Effective July 9 of this year Pennsylvania allows an exemption from inheritance tax on transfers at death of a “qualified family-owned business interests” provided that it is transferred to a “qualified transferee”. A “qualified transferee” is a decedent’s spouse, lineal descendants, siblings and siblings’ lineal descendants, ancestors and ancestors’ siblings. The qualified transferee must continue to own the business for seven years after the decedent’s date of death. If the business ceases to be owned by a qualified transferee within such seven-year period, the inheritance tax will be due from the due date of the decedent’s death and interest shall be applied from that date. The qualified transferee must certify to the Department of Revenue, every year for seven years, that he or she continues to own the qualified business. A “qualified family-owned business interest” is a proprietorship or entity that has fewer than 50 full-time employees; a book value of less than $5 million; has been in existence at least five years prior to the date of death of decedent; and wholly owned by the decedent or by the decedent and his family who meet the definition of a qualified transferee. An entity may also be a “qualified family-owned business interests” provided that it must be engaged in a business which is not the management of investments or income-producing assets owned by the entity.
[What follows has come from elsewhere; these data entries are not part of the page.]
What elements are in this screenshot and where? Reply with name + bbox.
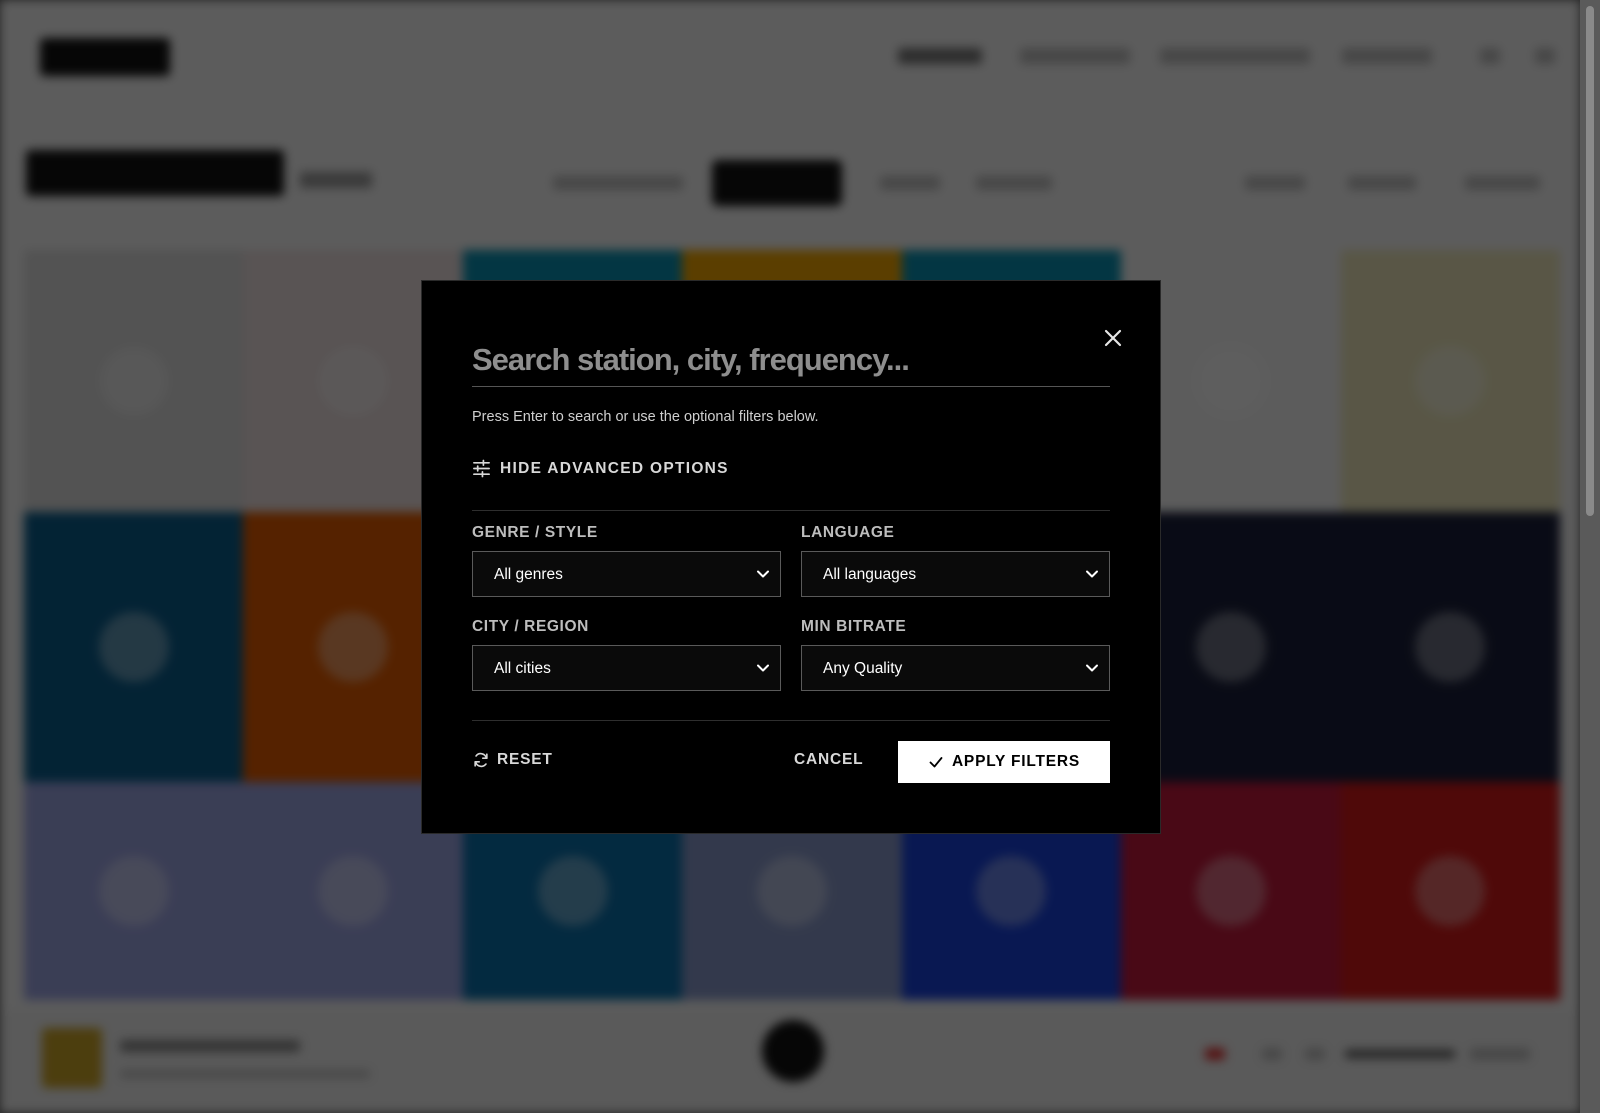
check-icon — [929, 757, 943, 768]
divider — [472, 510, 1110, 511]
hide-advanced-options-button[interactable]: HIDE ADVANCED OPTIONS — [472, 459, 729, 478]
bitrate-label: MIN BITRATE — [801, 618, 907, 635]
apply-filters-label: APPLY FILTERS — [951, 753, 1081, 770]
refresh-icon — [474, 752, 488, 768]
genre-select-control[interactable]: All genres — [473, 552, 780, 596]
city-select-control[interactable]: All cities — [473, 646, 780, 690]
language-label: LANGUAGE — [801, 524, 895, 541]
genre-label: GENRE / STYLE — [472, 524, 598, 541]
genre-select[interactable]: All genres — [472, 551, 781, 597]
search-input[interactable] — [472, 339, 1110, 387]
bitrate-select-control[interactable]: Any Quality — [802, 646, 1109, 690]
bitrate-select[interactable]: Any Quality — [801, 645, 1110, 691]
scrollbar-thumb[interactable] — [1586, 6, 1594, 516]
language-select[interactable]: All languages — [801, 551, 1110, 597]
advanced-toggle-label: HIDE ADVANCED OPTIONS — [500, 459, 729, 477]
city-select[interactable]: All cities — [472, 645, 781, 691]
apply-filters-button[interactable]: APPLY FILTERS — [898, 741, 1110, 783]
page-scrollbar[interactable] — [1580, 0, 1600, 1113]
cancel-button[interactable]: CANCEL — [794, 751, 863, 769]
search-modal: Press Enter to search or use the optiona… — [421, 280, 1161, 834]
divider — [472, 720, 1110, 721]
reset-label: RESET — [497, 751, 553, 768]
search-hint: Press Enter to search or use the optiona… — [472, 409, 819, 425]
sliders-icon — [473, 459, 490, 478]
reset-button[interactable]: RESET — [472, 751, 553, 769]
city-label: CITY / REGION — [472, 618, 589, 635]
language-select-control[interactable]: All languages — [802, 552, 1109, 596]
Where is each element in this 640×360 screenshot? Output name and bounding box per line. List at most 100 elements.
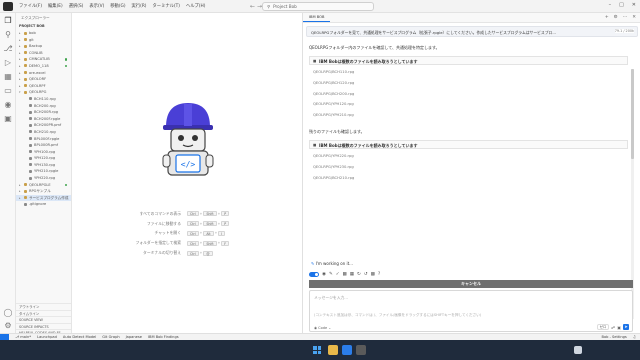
terminal-app-icon[interactable] xyxy=(356,345,366,355)
browser-icon[interactable] xyxy=(342,345,352,355)
status-language[interactable]: Japanese xyxy=(126,335,142,339)
tree-item[interactable]: ▸ bob xyxy=(16,30,71,37)
bob-icon[interactable]: ◉ xyxy=(3,100,13,110)
tree-item[interactable]: YPH100.rpg xyxy=(16,149,71,156)
zero-chip[interactable]: ゼロ xyxy=(596,324,610,330)
run-debug-icon[interactable]: ▷ xyxy=(3,58,13,68)
branch-indicator[interactable]: ⎇ main* xyxy=(15,335,31,339)
menu-edit[interactable]: 編集(E) xyxy=(48,3,63,9)
file-link[interactable]: QEOLRPG/BCH120.rpg xyxy=(313,81,354,85)
tab-ibm-bob[interactable]: IBM BOB xyxy=(303,15,331,22)
tray-icon[interactable] xyxy=(574,346,582,354)
eye-icon[interactable]: ◉ xyxy=(322,272,326,277)
tree-item[interactable]: YPH210.rpgle xyxy=(16,168,71,175)
sidebar-section[interactable]: タイムライン xyxy=(16,309,71,317)
source-control-icon[interactable]: ⎇ xyxy=(3,44,13,54)
tree-item[interactable]: ▸ サービスプログラム作成 xyxy=(16,194,71,202)
menu-selection[interactable]: 選択(S) xyxy=(69,3,84,9)
tree-item[interactable]: ▸ CMNCATLIB xyxy=(16,56,71,63)
file-link[interactable]: QEOLRPG/BCH110.rpg xyxy=(313,70,354,74)
tree-item[interactable]: ▸ CONLIB xyxy=(16,50,71,57)
menu-terminal[interactable]: ターミナル(T) xyxy=(152,3,179,9)
tree-item[interactable]: .gitignore xyxy=(16,201,71,208)
attach-icon[interactable]: ☍ xyxy=(611,325,615,330)
sidebar-section[interactable]: アウトライン xyxy=(16,303,71,310)
start-icon[interactable] xyxy=(313,346,321,354)
tree-item[interactable]: ▸ DEMO_118 xyxy=(16,63,71,70)
back-arrow-icon[interactable]: ← xyxy=(250,3,255,10)
status-auto-detect[interactable]: Auto Detect Model xyxy=(63,335,96,339)
bob-settings[interactable]: Bob - Settings xyxy=(601,335,626,339)
tree-item[interactable]: BCH200F.rpgle xyxy=(16,116,71,123)
tree-item[interactable]: ▸ RPGサンプル xyxy=(16,188,71,195)
menu-help[interactable]: ヘルプ(H) xyxy=(186,3,205,9)
menu-file[interactable]: ファイル(F) xyxy=(19,3,42,9)
sidebar-section[interactable]: SOURCE VIEW xyxy=(16,316,71,323)
account-icon[interactable]: ◯ xyxy=(3,308,13,318)
file-link[interactable]: QEOLRPG/BCH200.rpg xyxy=(313,92,354,96)
tree-item[interactable]: BCH200.rpg xyxy=(16,103,71,110)
extensions-icon[interactable]: ▦ xyxy=(3,72,13,82)
tree-item[interactable]: BCH210.rpg xyxy=(16,129,71,136)
maximize-icon[interactable]: □ xyxy=(619,2,624,8)
menu-go[interactable]: 移動(G) xyxy=(110,3,125,9)
tree-item[interactable]: BCH110.rpg xyxy=(16,96,71,103)
file-link[interactable]: QEOLRPG/YPH120.rpg xyxy=(313,102,354,106)
file-link[interactable]: QEOLRPG/YPH230.rpg xyxy=(313,165,354,169)
refresh-icon[interactable]: ↻ xyxy=(357,272,361,277)
tree-item[interactable]: YPH120.rpg xyxy=(16,155,71,162)
close-icon[interactable]: ✕ xyxy=(632,2,636,8)
check-icon[interactable]: ✓ xyxy=(336,272,340,277)
grid-icon[interactable]: ▦ xyxy=(350,272,354,277)
tree-item[interactable]: ▸ ore-excel xyxy=(16,70,71,77)
close-icon[interactable]: ✕ xyxy=(632,15,636,20)
chat-input[interactable]: メッセージを入力... (コンテキスト追加は@、コマンドは /、ファイル/画像を… xyxy=(309,290,633,332)
chat-icon[interactable]: ▩ xyxy=(371,272,375,277)
tree-item[interactable]: ▸ QEOLRPF xyxy=(16,83,71,90)
task-header[interactable]: QEOLRPGフォルダーを見て、共通処理をサービスプログラム（拡張子.rpgle… xyxy=(306,26,638,37)
ibm-i-icon[interactable]: ▣ xyxy=(3,114,13,124)
send-button[interactable]: ➤ xyxy=(623,324,629,330)
sidebar-section-header[interactable]: PROJECT BOB xyxy=(16,22,71,30)
menu-run[interactable]: 実行(R) xyxy=(132,3,147,9)
gear-icon[interactable]: ⚙ xyxy=(614,15,618,20)
tree-item[interactable]: BCH200R.rpg xyxy=(16,109,71,116)
status-bob-findings[interactable]: IBM Bob Findings xyxy=(148,335,179,339)
tree-item[interactable]: ▸ QEOLRPGLE xyxy=(16,182,71,189)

Older Adults Protective Services Act

There is an excellent case that discusses the workings of our Older Adults Protective Services Act under our Pennsylvania statutes. It is the case of “In the Interest of A. M. an Older Adult” from Chester County; Fiduciary Reporter, Vol. 3, Third Series 129. It discusses the statute, the spirit of the law and procedures to follow. If interested it is worth reading.

Digital vaults

People should be aware of the need to record their online passwords and login information so that upon their death none of their assets are lost because locations are unknown and cannot be found. They now have websites where you can login information and passwords in digital vaults. This should be a concern of many people drafting last wills and it might be worth it to review those websites.

Modification of an Irrevocable Trust

The Hendrickson Trusts (3 Fiduc. Rep. 3d 55) is an interesting case where the Superior Court in New Jersey applied Pennsylvania trust law as the trusts were governed by Pennsylvania law and allowed a change of trustee from a large bank, Wells Fargo, to a smaller trust department, The Philadelphia Trust Company. It reasoned that many changes have occurred since the appointment of the original trust department many years ago as it was subject to numerous mergers into a much larger bank and this affected performance of administration. The Court concluded that the modification was not inconsistent with the material purpose of the trust under Pennsylvania law
( 20 PS 7740.1 (b)).

The American Tax Relief Act of 2012

Estate Tax: The American Taxpayer Relief Act of 2012, enacted on January 1, 2013, is not an extension for another short period of time but rather now permanent. It permanently provides for a $5 million exclusion for estates of decedents dying after December 31, 2012, adjusted annually for inflation, with a maximum federal estate tax rate of 40%.

Portability: The Act also makes the estate tax portability provision permanent. Therefore, a deceased spouse’s unused estate tax exclusion amount may be used by the surviving spouse. The Act did not address any portability with respect to the generation-skipping tax exemption.

Gift Tax: The Act also provides a 40% tax rate and a permanent unified gift tax exemption of $5 million adjusted for inflation for gifts made after 2012.

Generation Skipping Tax: The Act also provides a 40% GST tax rate with a permanent $5 million GST exemption.

As we mentioned in previous articles the credit shelter trust is still needed in many situations to avoid any tax on the appreciation during the lifetime of the surviving spouse; to utilize the generation-skipping tax of the first spouse to die because the GST it is not portable; and such credit shelter trust would provide many other non-tax benefits.